Confronting Challenges: Why the WRC Still Matters

  • Utah has a lower crime rate than most states in every crime except one: rape. It has the highest rate of rape of women in the Continental U.S. (National Violence Against Women Prevention Research Center, 2004)
  • In Utah, one in eight women will be raped in her lifetime, 90 percent before her 18th birthday. (Utah Commission for Criminal and Juvenile Justice, 2006)
  • When rapes occur on college campuses nationwide, the victims are usually young women between ages 18 and 24 and the perpetrators men. Of the women, 84 percent know the perpetrator; 57 percent are on a date with him. In 75 percent of the rapes, the male is under the influence of alcohol, and in 50 percent of rapes the female is. (Utah Coalition Against Sexual Assault)
  • One year after receiving degrees, women working full time already earn 20 percent less than men. A decade after graduation, women earn 30 percent less than men. (American Association of University Women, 2008)

Investing in women is investing in families and in our communities, says Daniels.

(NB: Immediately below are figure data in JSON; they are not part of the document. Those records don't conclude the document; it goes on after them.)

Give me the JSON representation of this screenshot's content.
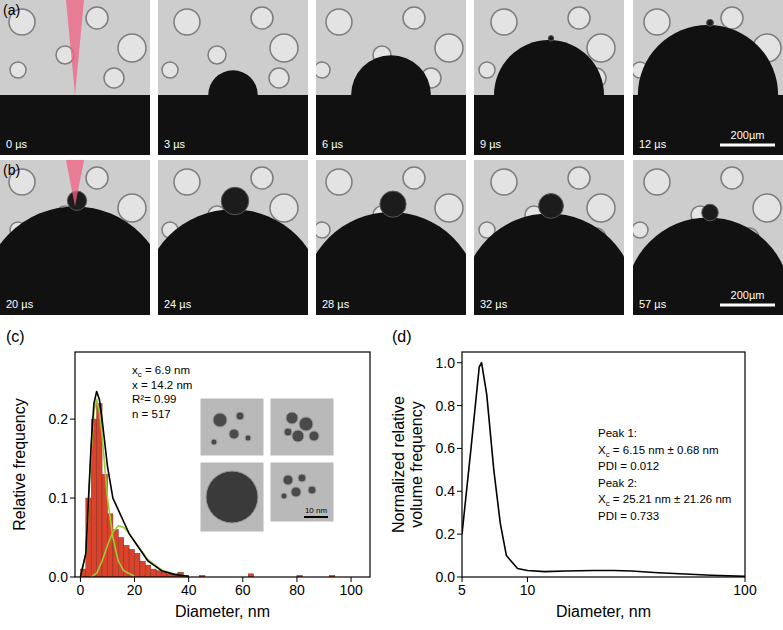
{
  "image_panels": [
    {
      "label": "(a)",
      "frames": [
        {
          "time": "0 µs",
          "dome_um": 0,
          "jet_um": 0
        },
        {
          "time": "3 µs",
          "dome_um": 90,
          "jet_um": 0
        },
        {
          "time": "6 µs",
          "dome_um": 145,
          "jet_um": 0
        },
        {
          "time": "9 µs",
          "dome_um": 200,
          "jet_um": 20
        },
        {
          "time": "12 µs",
          "dome_um": 255,
          "jet_um": 25
        }
      ],
      "scale_bar": {
        "value": 200,
        "label": "200µm"
      }
    },
    {
      "label": "(b)",
      "frames": [
        {
          "time": "20 µs",
          "dome_um": 340,
          "jet_um": 70
        },
        {
          "time": "24 µs",
          "dome_um": 330,
          "jet_um": 100
        },
        {
          "time": "28 µs",
          "dome_um": 320,
          "jet_um": 95
        },
        {
          "time": "32 µs",
          "dome_um": 315,
          "jet_um": 90
        },
        {
          "time": "57 µs",
          "dome_um": 300,
          "jet_um": 60
        }
      ],
      "scale_bar": {
        "value": 200,
        "label": "200µm"
      }
    }
  ],
  "chart_data": [
    {
      "type": "histogram",
      "panel_label": "(c)",
      "bins": [
        0,
        2,
        4,
        6,
        8,
        10,
        12,
        14,
        16,
        18,
        20,
        22,
        24,
        26,
        28,
        30,
        32,
        34,
        36,
        38,
        40,
        42,
        44,
        46,
        48,
        50,
        52,
        54,
        56,
        58,
        60,
        62,
        64,
        66,
        68,
        70,
        72,
        74,
        76,
        78,
        80,
        82,
        84,
        86,
        88,
        90,
        92,
        94,
        96
      ],
      "values": [
        0.01,
        0.1,
        0.2,
        0.22,
        0.13,
        0.08,
        0.06,
        0.05,
        0.04,
        0.035,
        0.03,
        0.02,
        0.015,
        0.01,
        0.008,
        0.006,
        0.004,
        0.004,
        0.006,
        0.002,
        0,
        0,
        0.002,
        0,
        0,
        0,
        0,
        0,
        0,
        0,
        0,
        0.004,
        0,
        0,
        0,
        0,
        0,
        0,
        0,
        0,
        0.002,
        0,
        0,
        0,
        0,
        0,
        0.002,
        0
      ],
      "color": "#d9432c",
      "series": [
        {
          "type": "line",
          "color": "#9acd32",
          "x": [
            0,
            2,
            4,
            5,
            6,
            7,
            8,
            10,
            12,
            14,
            16,
            20
          ],
          "values": [
            0,
            0.03,
            0.16,
            0.21,
            0.225,
            0.21,
            0.18,
            0.1,
            0.05,
            0.02,
            0.008,
            0.001
          ]
        },
        {
          "type": "line",
          "color": "#9acd32",
          "x": [
            4,
            6,
            8,
            10,
            12,
            14,
            16,
            18,
            20,
            25,
            30,
            35,
            40
          ],
          "values": [
            0,
            0.005,
            0.02,
            0.04,
            0.057,
            0.065,
            0.063,
            0.055,
            0.045,
            0.022,
            0.009,
            0.003,
            0.001
          ]
        },
        {
          "type": "line",
          "color": "#000000",
          "x": [
            0,
            2,
            4,
            5,
            6,
            7,
            8,
            10,
            12,
            14,
            16,
            18,
            20,
            25,
            30,
            35,
            40
          ],
          "values": [
            0,
            0.03,
            0.17,
            0.22,
            0.235,
            0.225,
            0.2,
            0.14,
            0.1,
            0.085,
            0.07,
            0.055,
            0.045,
            0.02,
            0.008,
            0.003,
            0.001
          ]
        }
      ],
      "xlim": [
        -2,
        107
      ],
      "xticks": [
        0,
        20,
        40,
        60,
        80,
        100
      ],
      "ylim": [
        0,
        0.285
      ],
      "yticks": [
        {
          "value": 0,
          "label": "0.0"
        },
        {
          "value": 0.1,
          "label": "0.1"
        },
        {
          "value": 0.2,
          "label": "0.2"
        }
      ],
      "x_label": "Diameter, nm",
      "y_label": "Relative frequency",
      "annotations": [
        {
          "text": "x",
          "sub": "c",
          "rest": " = 6.9 nm"
        },
        {
          "text": "x = 14.2 nm"
        },
        {
          "text": "R²= 0.99"
        },
        {
          "text": "n = 517"
        }
      ],
      "inset_scale_bar": "10 nm"
    },
    {
      "type": "line",
      "panel_label": "(d)",
      "log": "x",
      "color": "#000000",
      "x": [
        5,
        5.5,
        6,
        6.15,
        6.5,
        7,
        7.5,
        8,
        9,
        10,
        12,
        15,
        20,
        25,
        30,
        40,
        50,
        70,
        100
      ],
      "values": [
        0.2,
        0.6,
        0.98,
        1.0,
        0.85,
        0.5,
        0.25,
        0.1,
        0.04,
        0.03,
        0.025,
        0.028,
        0.03,
        0.03,
        0.028,
        0.02,
        0.015,
        0.008,
        0.003
      ],
      "xlim": [
        5,
        100
      ],
      "xticks": [
        5,
        10,
        100
      ],
      "ylim": [
        0,
        1.05
      ],
      "yticks": [
        {
          "value": 0,
          "label": "0.0"
        },
        {
          "value": 0.2,
          "label": "0.2"
        },
        {
          "value": 0.4,
          "label": "0.4"
        },
        {
          "value": 0.6,
          "label": "0.6"
        },
        {
          "value": 0.8,
          "label": "0.8"
        },
        {
          "value": 1,
          "label": "1.0"
        }
      ],
      "x_label": "Diameter, nm",
      "y_label": [
        "Normalized relative",
        "volume frequency"
      ],
      "annotations": [
        {
          "text": "Peak 1:"
        },
        {
          "text": "X",
          "sub": "c",
          "rest": " = 6.15 nm ± 0.68 nm"
        },
        {
          "text": "PDI = 0.012"
        },
        {
          "text": "Peak 2:"
        },
        {
          "text": "X",
          "sub": "c",
          "rest": " = 25.21 nm ± 21.26 nm"
        },
        {
          "text": "PDI = 0.733"
        }
      ]
    }
  ]
}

Paongo, now a junior in chemical engineering, looks forward to graduating and getting a job that will provide a good future for her children.

Suarez, also a junior, is majoring in health promotion and education and minoring in chemistry. The WRC sponsored her University admission through the alternative admissions program, which allows offices to support students who do not meet traditional admission criteria. Yet she has succeeded, wonderfully well: She has been on the Dean’s List, is a part of the Honors College, and plans to apply to medical school.

Suarez is receiving a Michael Foundation Scholarship, designated for high-achieving women of an ethnic minority who face financial challenges and the pressure of being a first-generation college student. All five WRC scholarship recipients maintain a cumulative GPA of 3.5 or better and plan to pursue professional degrees.

Besides scholarships to help students enroll and stay in college, the WRC offers emergency grants. When Suarez’s mother lost her job, her family felt they had no one to turn to. Suarez shared her concerns with Hall, who offered emergency funds. “The money helped our family get ourselves back on our feet,” says Suarez. And it allowed her to stay in school.

“For some students, $300 or $400 can make the difference between staying in school or dropping out,” says Daniels.

COMFORT IN TOUGH TIMES

Like other offices on campus, the WRC faces increasing challenges in light of overall university budget cuts and the economic downturn nationwide. It will be more difficult for students to afford college and to keep going once they begin. To meet these challenges, the WRC hopes to increase its fund-raising through the help of a community advisory board and to build its visibility in the community. Daniels wants to get the word out that the WRC exists and serves the needs of many students, not just women and not just those who consider themselves feminists.

She also wants students to know that someone cares. “If you can find a connection and a niche, it can help you not get discouraged when times get tough,” she says. “Please ask for help before you walk away from your education. Here you have a place to come if you need help figuring things out or even if you just need a quiet spot.”

—Susan Vogel is a freelance writer and publisher based in Salt Lake City.